Но мы научимся смеяться

и не бояться быть смешными,

с колючей грацией паяцев

скользить сквозь толпы площадные,

кричать, кликушествовать, ахать

с бестрепетностью лицедеев

и с детской истовостью ахать

над неудавшейся затеей,

заставить божию коровку

скорее полететь на небко,

где божии телятки дохнут,

а может быть, едят конфетки.

Все может быть! И то быть может,

что мы научимся шаманить,—

(начав унылым бубнежем, теперь она выпевает уже каждое слово),—

нас перестанет грызть истошно

бездомною собакой память,

и будущность нездешней птицей

себя предъявит нам до срока!

И мы не сможем возвратиться

к порогу отчего острога.

В сиротство, как в прореху, рухнем

грошовой ломаной монетой.

И мы научимся друг друга

в толпе угадывать по смеху.

Сидит завороженная, точно после камлания. Или ждет моей похвалы? Что же, я готов!

Впрочем, вовсе не ждет:

— А хочешь, я тебе расскажу про счастье? Про последнее наше с ним счастье… Это было три года назад. Он вернулся в Москву из Норильска. И у нас с ним опять началось все со страшной силой. Однажды мы возвращались из гостей по Садовому кольцу, к Маяковке. Было поздно уже. Часов, я думаю, одиннадцать. Вдруг он берет меня за руку у плеча, а рука у него железная, и без единого слова буквально волоком волочит на другую сторону. А машины на каких скоростях в это время проносятся, ты знаешь. Я ору: «Идиот, кретин!» А он меня уже почти несет, я одной ногой по асфальту, а другой — по воздуху. И главное — нам совершенно нечего делать на другой стороне! Только мы до нее добежали, я дух не успела перевести, он меня развернул и — обратно. Что тут такое произошло? Я не знаю. Но только обратно уже не было страшно. Было…— она ищет слово, перебирая пальцами воздух: — Да, страшно весело! Пан, который вселяет панический ужас, сам-то всегда весел.
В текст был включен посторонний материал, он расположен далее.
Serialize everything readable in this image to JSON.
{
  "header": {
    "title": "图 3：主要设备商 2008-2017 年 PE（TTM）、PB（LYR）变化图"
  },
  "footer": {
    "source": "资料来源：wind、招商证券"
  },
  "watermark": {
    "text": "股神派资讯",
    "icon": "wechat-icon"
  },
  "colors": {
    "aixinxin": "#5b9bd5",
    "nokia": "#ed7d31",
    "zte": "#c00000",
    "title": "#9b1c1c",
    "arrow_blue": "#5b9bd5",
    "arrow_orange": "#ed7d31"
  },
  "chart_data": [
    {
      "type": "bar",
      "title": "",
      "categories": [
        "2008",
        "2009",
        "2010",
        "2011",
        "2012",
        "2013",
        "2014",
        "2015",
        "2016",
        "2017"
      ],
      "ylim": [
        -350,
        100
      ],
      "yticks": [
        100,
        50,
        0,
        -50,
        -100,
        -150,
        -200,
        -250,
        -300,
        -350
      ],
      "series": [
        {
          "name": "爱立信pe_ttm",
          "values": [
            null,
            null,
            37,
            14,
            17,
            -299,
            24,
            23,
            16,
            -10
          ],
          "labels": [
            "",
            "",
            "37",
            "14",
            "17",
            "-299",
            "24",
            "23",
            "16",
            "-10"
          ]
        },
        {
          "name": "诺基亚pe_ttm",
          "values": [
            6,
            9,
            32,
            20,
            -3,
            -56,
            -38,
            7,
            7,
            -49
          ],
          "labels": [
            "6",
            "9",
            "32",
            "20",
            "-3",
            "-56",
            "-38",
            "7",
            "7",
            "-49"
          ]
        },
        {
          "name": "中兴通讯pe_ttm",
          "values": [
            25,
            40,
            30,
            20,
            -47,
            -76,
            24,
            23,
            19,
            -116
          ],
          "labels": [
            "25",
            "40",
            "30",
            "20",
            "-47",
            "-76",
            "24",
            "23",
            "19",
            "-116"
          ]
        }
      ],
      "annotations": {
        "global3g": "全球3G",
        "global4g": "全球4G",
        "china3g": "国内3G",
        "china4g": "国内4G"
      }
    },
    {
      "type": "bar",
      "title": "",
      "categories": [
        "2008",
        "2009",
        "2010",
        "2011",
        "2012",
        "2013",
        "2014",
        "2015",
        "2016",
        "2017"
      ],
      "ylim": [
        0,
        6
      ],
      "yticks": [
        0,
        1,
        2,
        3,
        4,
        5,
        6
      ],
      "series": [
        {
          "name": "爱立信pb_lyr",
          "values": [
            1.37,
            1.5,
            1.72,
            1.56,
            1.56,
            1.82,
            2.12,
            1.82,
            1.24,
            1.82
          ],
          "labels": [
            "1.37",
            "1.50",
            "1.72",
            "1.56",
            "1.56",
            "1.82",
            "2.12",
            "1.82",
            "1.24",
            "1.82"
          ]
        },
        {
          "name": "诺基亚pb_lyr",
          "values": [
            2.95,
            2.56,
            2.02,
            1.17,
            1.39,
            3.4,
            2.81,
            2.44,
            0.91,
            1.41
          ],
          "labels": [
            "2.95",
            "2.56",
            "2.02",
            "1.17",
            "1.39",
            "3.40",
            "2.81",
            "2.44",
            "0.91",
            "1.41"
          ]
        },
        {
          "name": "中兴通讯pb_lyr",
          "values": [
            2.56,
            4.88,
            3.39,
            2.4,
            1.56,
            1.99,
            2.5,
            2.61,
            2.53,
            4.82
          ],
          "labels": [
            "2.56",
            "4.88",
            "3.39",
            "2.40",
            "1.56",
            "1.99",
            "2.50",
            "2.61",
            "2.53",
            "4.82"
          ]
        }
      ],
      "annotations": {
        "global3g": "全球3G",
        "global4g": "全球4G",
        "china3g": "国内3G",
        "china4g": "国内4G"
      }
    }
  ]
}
(Ветер веселый и зол, и рад. Сколько же я исписал бумаги про магию этого ницшеанского… ницшевского, вернее, слова. А в повести осталась одна крошечная ссылочка… Впрочем Аня, скорее всего, о другом!)

— Понимаешь, мы с Севкой стали одним и друг с другом, но главное — с этим жутким потоком, ослеплявшим, но обтекавшим нас… Мы рассекали его, празднуя каждый миллиметр нашего совпадения с этим ужасом! Нашей с ним изощреннейшей связи! Замирали на какую-то тысячную доли секунды и снова бросались вперед, в щель из света и тьмы. Воли не было — ни моей, ни его. Был поток, и он нес. Добежали. Я привалилась к дереву и сказала: «Дурак». Я никогда не была счастлива так. Так и чем-то таким, чем счастливы и не бывают! Я это уже тогда понимала. Но всю дорогу до метро говорила: «Редкий кретин!» А он только клюнет меня в темя и опять что-то насвистывает. Как будто и не было ничего.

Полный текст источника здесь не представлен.